Tuesday 31 July 2012

Woody Point, Tablelands of Gros Morne National Park

14 July 2012.
Our ship moored in Bonne Bay off Woody Point.
The town of Woody Point, NL, population 400. 
View of the Tablelands from our ship.
Jane Thomson drives the Zodiac to Woody Point.
Diane Loeb is on the right.
At Woody Point we were welcomed by the mayor, early in the morning. We walked through the town and on a trail past wild roses, alders, orchids, and sheep laurel (Kalmia), to the Discovery Centre. (The flowers will have their own "post," when I've found out what most of them are.)
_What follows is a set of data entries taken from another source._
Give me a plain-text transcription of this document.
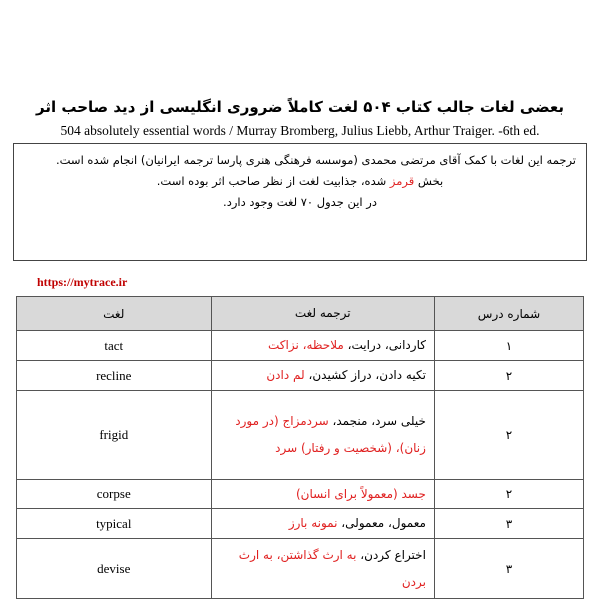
بعضی لغات جالب کتاب ۵۰۴ لغت کاملاً ضروری انگلیسی از دید صاحب اثر
504 absolutely essential words / Murray Bromberg, Julius Liebb, Arthur Traiger. -6th ed.
ترجمه این لغات با کمک آقای مرتضی محمدی (موسسه فرهنگی هنری پارسا ترجمه ایرانیان) انجام شده است.
بخش قرمز شده، جذابیت لغت از نظر صاحب اثر بوده است.
در این جدول ۷۰ لغت وجود دارد.
https://mytrace.ir
شماره درس	ترجمه لغت	لغت
۱	کاردانی، درایت، ملاحظه، نزاکت	tact
۲	تکیه دادن، دراز کشیدن، لم دادن	recline
۲	خیلی سرد، منجمد، سردمزاج (در مورد زنان)، (شخصیت و رفتار) سرد	frigid
۲	جسد (معمولاً برای انسان)	corpse
۳	معمول، معمولی، نمونه بارز	typical
۳	اختراع کردن، به ارث گذاشتن، به ارث بردن	devise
A resident of Woody Point 
The Discovery Trail, Tablelands behind.
UN, Canadian and Newfoundland & Labrador flags
at the Discovery Centre - Gros Morne is World Heritage site.
That's snow! The melting snow feeds waterfalls

"The park provides a rare example of the process of continental drift, where deep ocean crust and the rocks of the Earth's mantle lie exposed. More recent glacial action has resulted in some spectacular scenery, with coastal lowland, alpine plateau, fjords, glacial valleys, sheer cliffs, waterfalls and many pristine lakes. The park comprises part of the Long Range Mountains on the Gulf of St Lawrence. The serpentine hills in the south-west (Tablelands) comprise ultra-basic igneous rocks, which, due to high heavy metal content, inhibit most plant life." 
These landscapes provided evidence of plate tectonics to researchers.
Kevin, Parks Canada guide, explains continental drift
and how the Tablelands formed from the Earth's mantle

Serpentine, a mineral containing magnesium, iron, silicate.
The lines are chrysotile (asbestos).
Gros Morne mountain to the northeast.
The high magnesium content of the mantle rocks hinders
plant life,  this is why it looks like a desert.
A number of steep sided, glacial valleys cut through the Long Range scarp face,
forming deep, oligotrophic fjords (with few plant nutrients, high oxygen content,
clear water), with vertical cliffs up to 685 m high. This was taken in the late evening
as we left Bonne Bay.

 In one day we only saw a very small part of the National Park - perhaps I will be able to return some time.

Back on the ship, Patricia gave a workshop on sewing Duffle socks, felt liners for kamiks, which can also be worn as slippers. Then Jimi and Ted talked about traditional Inuit clothing - first catch your polar bear... These three are among the Environmental Technology students from Arctic College, Iqaluit, who are accompanying us on the ship for their marine biology field trip. In ET they also learn survival skills, including traditional skills such as building an igloo.
Jimi wears sealskin kamiks and a summer parka. The soles
are bearded seal (tough) and the uppers are ringed seal.
Ted wears a summer parka and his polar bear pants,
after describing the polar bear hunt. His bear was a 9 foot male.
Zohra couldn't resist trying on the polar bear pants.